South Florida legal observers familiar with the handling of classified papers in federal criminal cases all doubted Judge Cannon would allow any dialogue about the papers to go beyond the four corners of a SCIF.

“I’m positive you cannot discuss the documents outside the SCIF,” said Miami criminal defense lawyer Kenneth Swartz, who defended a client in the Jose Padilla terrorist support case in 2008, and represents a co-defendant in an ongoing case against alleged players in the 2021 assassination of Haitian President Jovenel Moise. “I am sure her order would say that, because otherwise, what’s the point?”

“Your notes have to stay in the SCIF — handwritten notes, typewritten notes, whatever they are,’ Swartz added.

Richard Serafini, a Fort Lauderdale criminal defense lawyer who served with the Justice Department in Washington, agreed that the judge is unlikely to expand the realm of where the papers can be discussed and handled.

“Never say never, but it certainly sounds like it is probably never,” he said. “Both executive orders and CIPA set things out with how documents are supposed to be handled so they remain confidential  and are not disseminated to people who should not be seeing them.”

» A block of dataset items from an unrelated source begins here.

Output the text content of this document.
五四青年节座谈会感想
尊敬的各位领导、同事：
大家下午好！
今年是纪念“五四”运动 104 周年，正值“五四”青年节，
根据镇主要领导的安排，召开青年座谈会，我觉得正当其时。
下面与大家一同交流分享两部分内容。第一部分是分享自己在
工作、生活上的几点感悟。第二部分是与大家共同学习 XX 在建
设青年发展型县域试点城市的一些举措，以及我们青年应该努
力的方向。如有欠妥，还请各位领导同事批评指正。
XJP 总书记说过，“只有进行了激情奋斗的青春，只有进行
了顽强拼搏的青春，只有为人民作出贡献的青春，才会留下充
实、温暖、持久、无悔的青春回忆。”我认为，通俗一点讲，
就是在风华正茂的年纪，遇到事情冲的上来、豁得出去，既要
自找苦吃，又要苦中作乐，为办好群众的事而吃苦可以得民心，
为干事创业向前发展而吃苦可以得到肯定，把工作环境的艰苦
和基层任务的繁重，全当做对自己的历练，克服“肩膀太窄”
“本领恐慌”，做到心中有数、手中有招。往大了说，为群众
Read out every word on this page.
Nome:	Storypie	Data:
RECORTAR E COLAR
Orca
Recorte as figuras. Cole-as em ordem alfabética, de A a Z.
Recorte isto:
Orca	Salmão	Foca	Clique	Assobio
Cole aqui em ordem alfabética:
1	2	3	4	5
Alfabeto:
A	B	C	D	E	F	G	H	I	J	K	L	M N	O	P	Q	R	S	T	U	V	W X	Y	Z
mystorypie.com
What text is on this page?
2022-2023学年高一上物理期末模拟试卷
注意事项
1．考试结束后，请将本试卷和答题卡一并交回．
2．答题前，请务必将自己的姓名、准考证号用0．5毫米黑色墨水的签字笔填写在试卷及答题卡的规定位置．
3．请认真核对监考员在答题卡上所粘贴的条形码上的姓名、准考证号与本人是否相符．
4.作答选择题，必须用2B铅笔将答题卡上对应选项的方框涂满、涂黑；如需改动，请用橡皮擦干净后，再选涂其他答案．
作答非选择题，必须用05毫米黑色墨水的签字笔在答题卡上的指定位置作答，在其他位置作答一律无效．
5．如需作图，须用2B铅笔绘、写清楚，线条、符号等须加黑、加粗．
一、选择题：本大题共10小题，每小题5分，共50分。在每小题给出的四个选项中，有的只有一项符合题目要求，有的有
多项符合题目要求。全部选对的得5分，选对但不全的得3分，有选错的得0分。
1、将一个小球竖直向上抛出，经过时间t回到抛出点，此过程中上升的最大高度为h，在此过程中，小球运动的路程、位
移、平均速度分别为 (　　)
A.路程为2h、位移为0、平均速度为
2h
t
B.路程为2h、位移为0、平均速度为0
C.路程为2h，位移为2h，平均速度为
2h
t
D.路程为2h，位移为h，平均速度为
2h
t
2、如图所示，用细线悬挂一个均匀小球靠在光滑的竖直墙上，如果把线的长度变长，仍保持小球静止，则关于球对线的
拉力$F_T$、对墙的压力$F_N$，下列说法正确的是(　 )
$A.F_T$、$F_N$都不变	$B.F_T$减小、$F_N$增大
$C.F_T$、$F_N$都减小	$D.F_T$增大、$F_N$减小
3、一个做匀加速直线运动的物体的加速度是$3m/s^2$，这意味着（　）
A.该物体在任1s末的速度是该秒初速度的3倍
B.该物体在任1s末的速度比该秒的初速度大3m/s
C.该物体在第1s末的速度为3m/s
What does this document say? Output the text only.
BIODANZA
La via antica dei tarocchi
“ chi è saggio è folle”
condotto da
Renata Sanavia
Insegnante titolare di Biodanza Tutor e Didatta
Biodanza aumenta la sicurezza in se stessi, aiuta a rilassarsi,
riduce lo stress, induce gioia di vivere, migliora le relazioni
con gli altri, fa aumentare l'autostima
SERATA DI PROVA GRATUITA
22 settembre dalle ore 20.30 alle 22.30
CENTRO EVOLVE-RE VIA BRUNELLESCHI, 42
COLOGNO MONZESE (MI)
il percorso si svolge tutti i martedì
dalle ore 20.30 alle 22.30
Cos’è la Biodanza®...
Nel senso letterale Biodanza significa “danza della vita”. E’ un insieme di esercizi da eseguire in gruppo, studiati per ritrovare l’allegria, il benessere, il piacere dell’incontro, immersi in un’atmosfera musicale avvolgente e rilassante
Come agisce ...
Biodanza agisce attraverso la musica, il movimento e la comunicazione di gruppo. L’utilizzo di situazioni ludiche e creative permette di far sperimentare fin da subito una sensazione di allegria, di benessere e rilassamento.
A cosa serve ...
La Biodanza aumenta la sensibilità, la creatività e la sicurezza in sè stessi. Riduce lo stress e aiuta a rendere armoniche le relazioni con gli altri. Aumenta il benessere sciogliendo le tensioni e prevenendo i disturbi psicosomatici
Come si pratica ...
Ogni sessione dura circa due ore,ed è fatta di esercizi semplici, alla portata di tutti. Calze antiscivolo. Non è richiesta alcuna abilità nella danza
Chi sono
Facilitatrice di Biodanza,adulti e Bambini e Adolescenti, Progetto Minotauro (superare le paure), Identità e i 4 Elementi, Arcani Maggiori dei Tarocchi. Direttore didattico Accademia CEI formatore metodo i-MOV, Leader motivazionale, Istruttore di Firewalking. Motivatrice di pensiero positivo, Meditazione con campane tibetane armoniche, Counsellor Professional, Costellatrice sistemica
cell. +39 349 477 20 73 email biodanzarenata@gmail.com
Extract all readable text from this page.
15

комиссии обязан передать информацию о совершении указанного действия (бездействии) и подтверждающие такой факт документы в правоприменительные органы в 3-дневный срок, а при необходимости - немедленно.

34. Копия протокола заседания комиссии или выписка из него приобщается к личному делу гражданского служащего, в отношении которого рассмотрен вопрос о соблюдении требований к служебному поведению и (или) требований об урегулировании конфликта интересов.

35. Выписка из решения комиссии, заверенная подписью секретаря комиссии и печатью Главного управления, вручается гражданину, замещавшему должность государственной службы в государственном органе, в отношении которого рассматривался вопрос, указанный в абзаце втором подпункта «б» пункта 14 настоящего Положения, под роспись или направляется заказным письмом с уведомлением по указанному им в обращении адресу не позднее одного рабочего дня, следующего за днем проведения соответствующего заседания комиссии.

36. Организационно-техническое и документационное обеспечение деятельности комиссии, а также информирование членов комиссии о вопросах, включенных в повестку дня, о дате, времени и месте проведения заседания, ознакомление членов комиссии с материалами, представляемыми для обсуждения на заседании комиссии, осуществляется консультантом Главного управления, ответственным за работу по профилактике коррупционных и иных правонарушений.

Robert Jarvis, a professor of law at Nova Southeastern University in Davie, suggested that the system for reviewing documents poses not only inconveniences for the defense, but for the public.

Wherever he goes, Jarvis said, Trump attracts attention and is bound to draw crowds, tying up traffic and “inconveniencing thousands of people.”

“He is entitled to go over the documents with his lawyers,” Jarvis said. ”You can see the inconvenience not just to Trump but everybody else if he has to come into Miami. What a zoo.”

As an alternative, perhaps Trump could pay for the building of a more conveniently located SCIF.

“Let him build and pay for a SCIF wherever he finds it convenient, just like when you have very rich defendants who do not want to sit in jail while they are waiting for trial,” Jarvis said..

The defendants foot the bill for security, 24/7, he added. “That would solve all of these problems.”